Muhalefetin en önemli sorununun “ortak aday” olduğunu yazıp duruyorum.
6’lı yapı da sanki o iş çözülmüş, ya da çözülmesi en kolay işmiş gibi davranıyor. Yani gide gide şekillenir o mesele, hele masayı devam ettirelim, ortak çalışmalar yapalım, sonunda bir şekilde ortak adaya varılır, yaklaşımı hakim.
Bence o kadar kolay değil.
Şu andaki görünüme bakalım:
Benim gördüğüm, üç aday var. Kılıçdaroğlu, İmamoğlu ve Mansur Yavaş. Bu isimler de adaylıklarını açıklamış değiller, medya ve kulisler o üç ismi “potansiyel aday” olarak okuyor. Şu anda başka isim telaffuz edilmiyor. Masada oturan liderlere sorulduğunda o konuyu “cıss’lı konu” gibi değerlendirip, zinhar, işaret niteliği taşıyan bir kelâm etmiyorlar.
Zihinlerinde başka isim var da mı seslendirmiyorlar, yoksa zaten başka bir isim de yok mu?
Bence başka isim yok. Yani isimler var da, mesela Abdullah Gül gibi Haşim Kılıç gibi, daha zihin planında iken elenmiş durumdalar. (Bir parantez: Bu isimlerin devre dışı bırakılmasında CHP çevrelerinden yükselen itirazların da not edilmesi gerekiyor. Yani ‘CHP tabanına kabul ettirememek’ de potansiyel bir rezerv olarak akıllarda tutuluyor. Yani ‘rezerv’ meselesi sadece muhafazakâr tabanla sınırlı değil.)

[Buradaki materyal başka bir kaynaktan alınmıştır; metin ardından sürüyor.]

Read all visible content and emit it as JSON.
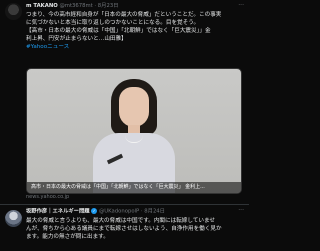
{
  "tweet1": {
    "name": "m TAKANO",
    "handle": "@mt3678mt · 8月23日",
    "text_lines": [
      "つまり、今の高市経和自身が「日本の最大の脅威」だということだ。この事実",
      "に気づかないと本当に取り返しのつかないことになる。目を覚そう。",
      "【高市・日本の最大の脅威は「中国」「北朝鮮」ではなく「巨大震災」」金",
      "利上昇、円安が止まらないと…山田雅】"
    ],
    "hashtag": "#Yahooニュース",
    "media_caption": "高市・日本の最大の脅威は「中国」「北朝鮮」ではなく「巨大震災」 金利上...",
    "source": "news.yahoo.co.jp"
  },
  "tweet2": {
    "name": "坂野作彦｜エネルギー問題",
    "handle": "@UKadonopolP · 8月24日",
    "text_lines": [
      "最大の脅威と言うよりも、最大の脅威は中国です。内閣には転嫁していませ",
      "んが、脅ちから心ある議員にまで転嫁させはしないよう、自浄作用を働く見か",
      "ます。能力の無さが問に出ます。"
    ]
  },
  "colors": {
    "link": "#1d9bf0",
    "verified": "#1d9bf0",
    "highlight": "#e0245e"
  },
  "icons": [
    "verified-badge-icon",
    "more-icon"
  ]
}
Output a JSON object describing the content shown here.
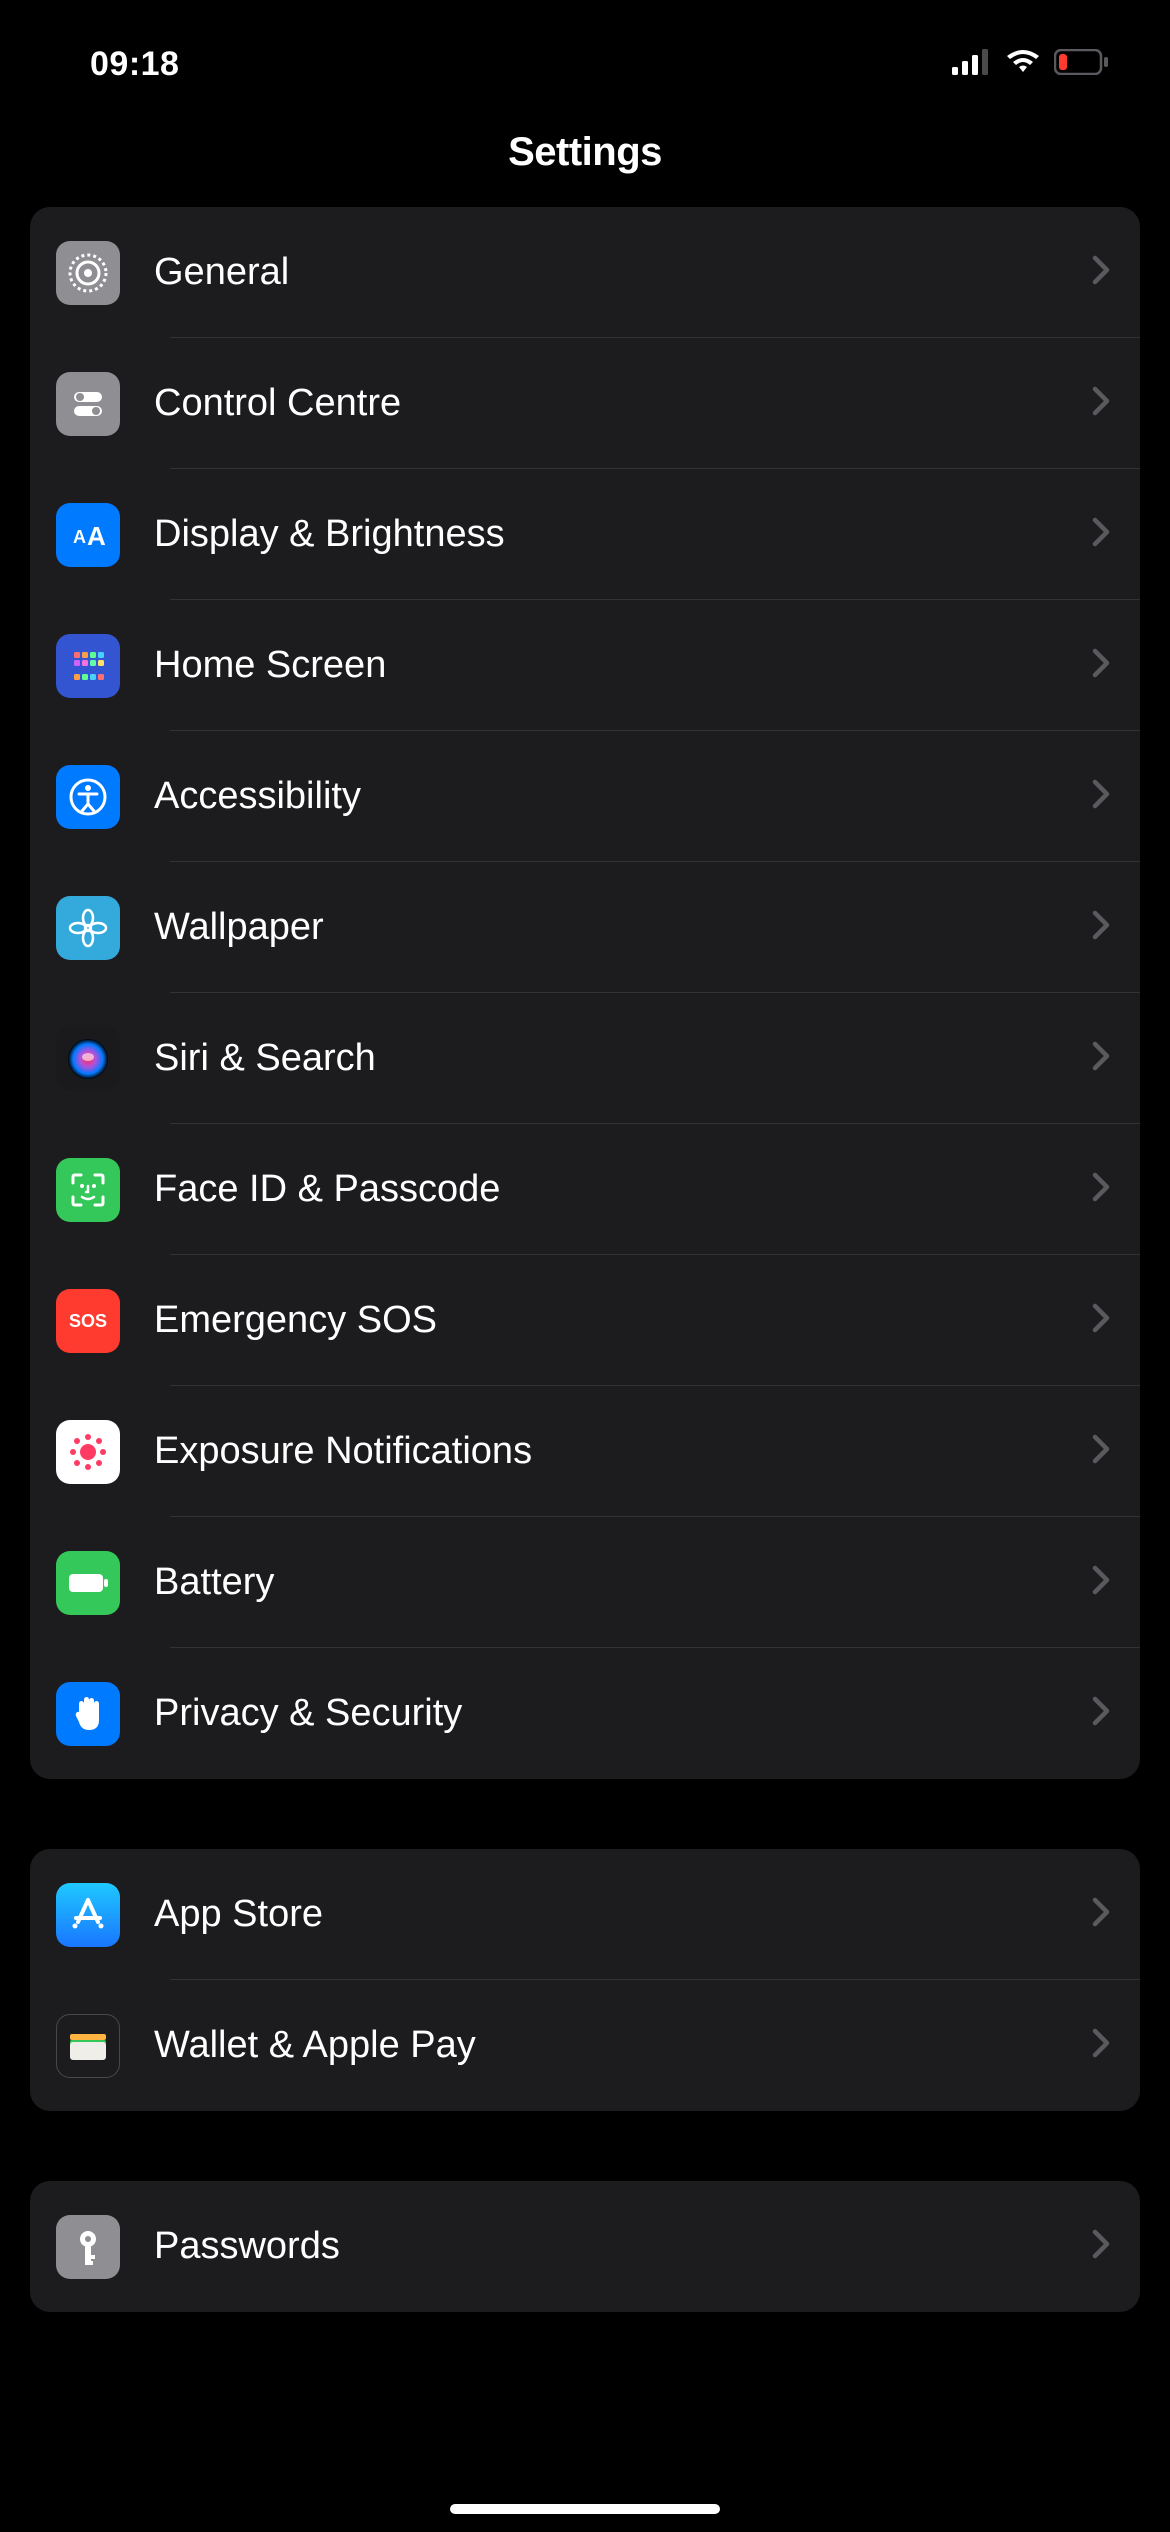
{
  "status": {
    "time": "09:18"
  },
  "header": {
    "title": "Settings"
  },
  "groups": [
    {
      "items": [
        {
          "label": "General",
          "icon": "general"
        },
        {
          "label": "Control Centre",
          "icon": "control-centre"
        },
        {
          "label": "Display & Brightness",
          "icon": "display"
        },
        {
          "label": "Home Screen",
          "icon": "home-screen"
        },
        {
          "label": "Accessibility",
          "icon": "accessibility"
        },
        {
          "label": "Wallpaper",
          "icon": "wallpaper"
        },
        {
          "label": "Siri & Search",
          "icon": "siri"
        },
        {
          "label": "Face ID & Passcode",
          "icon": "faceid"
        },
        {
          "label": "Emergency SOS",
          "icon": "sos"
        },
        {
          "label": "Exposure Notifications",
          "icon": "exposure"
        },
        {
          "label": "Battery",
          "icon": "battery"
        },
        {
          "label": "Privacy & Security",
          "icon": "privacy"
        }
      ]
    },
    {
      "items": [
        {
          "label": "App Store",
          "icon": "appstore"
        },
        {
          "label": "Wallet & Apple Pay",
          "icon": "wallet"
        }
      ]
    },
    {
      "items": [
        {
          "label": "Passwords",
          "icon": "passwords"
        }
      ]
    }
  ]
}
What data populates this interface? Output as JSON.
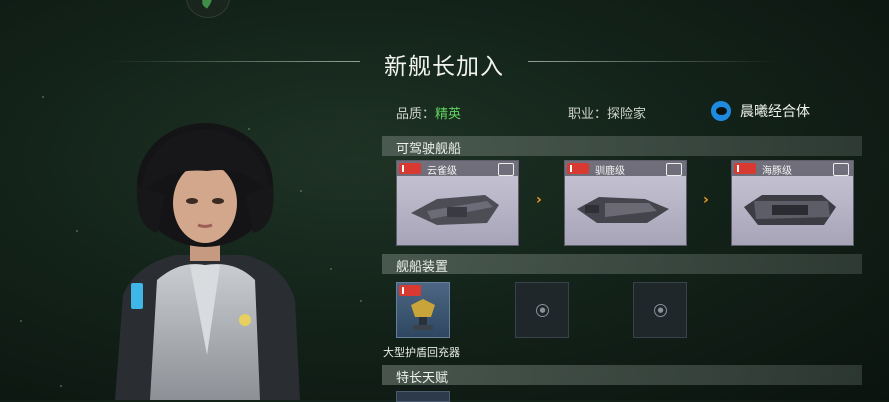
{
  "header": {
    "title": "新舰长加入"
  },
  "captain": {
    "quality_label": "品质：",
    "quality_value": "精英",
    "job_label": "职业：",
    "job_value": "探险家",
    "faction": "晨曦经合体"
  },
  "sections": {
    "ships": "可驾驶舰船",
    "equipment": "舰船装置",
    "talents": "特长天赋"
  },
  "ships": [
    {
      "name": "云雀级"
    },
    {
      "name": "驯鹿级"
    },
    {
      "name": "海豚级"
    }
  ],
  "equipment": {
    "item_name": "大型护盾回充器"
  },
  "colors": {
    "quality": "#5fd35f",
    "faction": "#1f8be0",
    "arrow": "#f0a020",
    "rank": "#d83a32"
  },
  "icons": [
    "faction-icon",
    "rank-badge-icon",
    "arrow-right-icon",
    "lock-icon",
    "shield-device-icon"
  ]
}
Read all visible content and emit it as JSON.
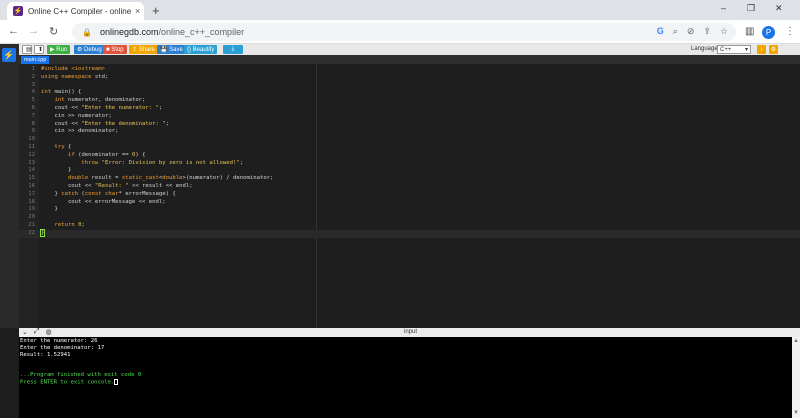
{
  "browser": {
    "tab_title": "Online C++ Compiler - online e",
    "new_tab": "+",
    "tab_close": "×",
    "url_host": "onlinegdb.com",
    "url_path": "/online_c++_compiler",
    "profile_initial": "P",
    "window_minimize": "–",
    "window_restore": "❐",
    "window_close": "✕"
  },
  "toolbar": {
    "run_label": "▶ Run",
    "debug_label": "⚙ Debug",
    "stop_label": "■ Stop",
    "share_label": "⇪ Share",
    "save_label": "💾 Save",
    "beautify_label": "{} Beautify",
    "download_label": "⤓",
    "language_label": "Language",
    "language_value": "C++"
  },
  "file_tab": "main.cpp",
  "code_lines": [
    {
      "n": "1",
      "html": "<span class=\"pp\">#include &lt;iostream&gt;</span>"
    },
    {
      "n": "2",
      "html": "<span class=\"kw\">using namespace</span> std;"
    },
    {
      "n": "3",
      "html": ""
    },
    {
      "n": "4",
      "html": "<span class=\"kw\">int</span> main() {"
    },
    {
      "n": "5",
      "html": "    <span class=\"kw\">int</span> numerator, denominator;"
    },
    {
      "n": "6",
      "html": "    cout &lt;&lt; <span class=\"st\">\"Enter the numerator: \"</span>;"
    },
    {
      "n": "7",
      "html": "    cin &gt;&gt; numerator;"
    },
    {
      "n": "8",
      "html": "    cout &lt;&lt; <span class=\"st\">\"Enter the denominator: \"</span>;"
    },
    {
      "n": "9",
      "html": "    cin &gt;&gt; denominator;"
    },
    {
      "n": "10",
      "html": ""
    },
    {
      "n": "11",
      "html": "    <span class=\"kw\">try</span> {"
    },
    {
      "n": "12",
      "html": "        <span class=\"kw\">if</span> (denominator == <span class=\"st\">0</span>) {"
    },
    {
      "n": "13",
      "html": "            <span class=\"kw\">throw</span> <span class=\"st\">\"Error: Division by zero is not allowed!\"</span>;"
    },
    {
      "n": "14",
      "html": "        }"
    },
    {
      "n": "15",
      "html": "        <span class=\"kw\">double</span> result = <span class=\"kw\">static_cast</span>&lt;<span class=\"kw\">double</span>&gt;(numerator) / denominator;"
    },
    {
      "n": "16",
      "html": "        cout &lt;&lt; <span class=\"st\">\"Result: \"</span> &lt;&lt; result &lt;&lt; endl;"
    },
    {
      "n": "17",
      "html": "    } <span class=\"kw\">catch</span> (<span class=\"kw\">const char</span>* errorMessage) {"
    },
    {
      "n": "18",
      "html": "        cout &lt;&lt; errorMessage &lt;&lt; endl;"
    },
    {
      "n": "19",
      "html": "    }"
    },
    {
      "n": "20",
      "html": ""
    },
    {
      "n": "21",
      "html": "    <span class=\"kw\">return</span> <span class=\"st\">0</span>;"
    },
    {
      "n": "22",
      "html": "<span class=\"brace-hl\">}</span>"
    }
  ],
  "io": {
    "title": "input",
    "lines": [
      "Enter the numerator: 26",
      "Enter the denominator: 17",
      "Result: 1.52941",
      "",
      ""
    ],
    "finish_line": "...Program finished with exit code 0",
    "press_enter": "Press ENTER to exit console."
  }
}
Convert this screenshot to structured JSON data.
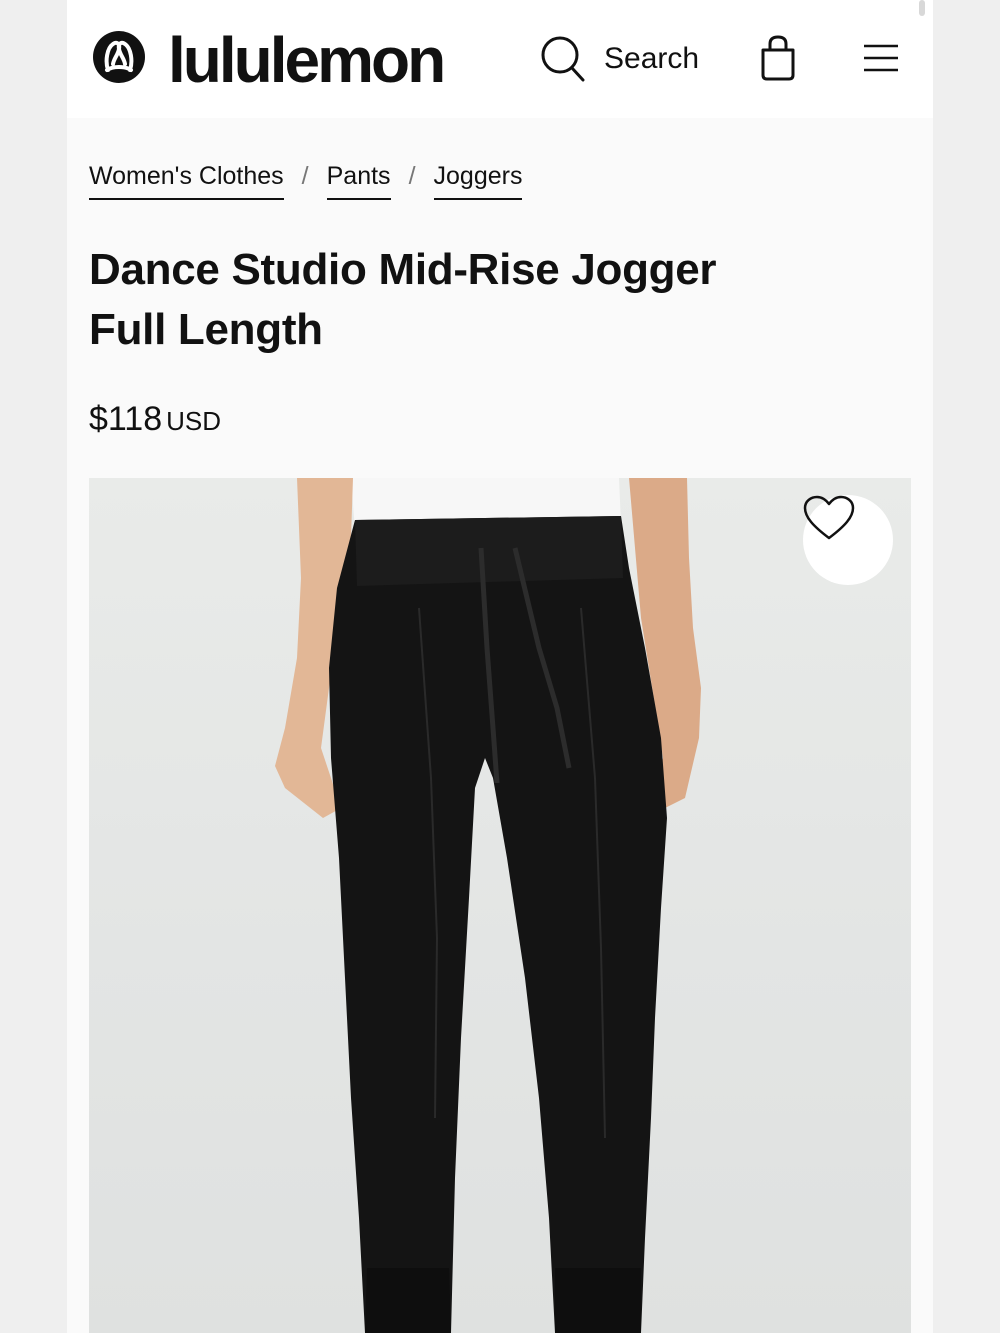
{
  "header": {
    "brand": "lululemon",
    "search_label": "Search",
    "icons": {
      "logo": "lululemon-logo-icon",
      "search": "search-icon",
      "bag": "shopping-bag-icon",
      "menu": "hamburger-menu-icon"
    }
  },
  "breadcrumb": {
    "items": [
      "Women's Clothes",
      "Pants",
      "Joggers"
    ],
    "separator": "/"
  },
  "product": {
    "title_line1": "Dance Studio Mid-Rise Jogger",
    "title_line2": "Full Length",
    "price": "$118",
    "currency": "USD",
    "wishlist_icon": "heart-icon",
    "image_description_icon": "product-photo"
  },
  "colors": {
    "text": "#111111",
    "header_bg": "#ffffff",
    "page_bg": "#fafafa",
    "pants": "#141414"
  }
}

Devam edelim: 6’lı masanın muhafazakâr damardan gelen paydaşlarının zihninde de yok. Bir tek Ali Babacan, “Ortak aday çıkmazsa ben aday olurum” gibi bir açıklama yaptı. Ancak bu tür bireysel farklılaşmaların 6’lı masayı iktidar alternatifi yapmayacağı açık. Bu açıklama biraz da “ortak isim” bulmaktaki zorluğu ima ediyor.
Peki “üç potansiyel aday” üzerinde düşünürsek, Masa’dan ortak aday olarak bu üç isimden birisi mi çıkacak?
Buradaki ikilem şu:
-Bir yanda üç ismin de ait bulunduğu siyasi yapı CHP. CHP 6’lı masanın oy oranı itibariyle en hacimli olanı. Denebilir ki, aday çıkarmak onun hakkı.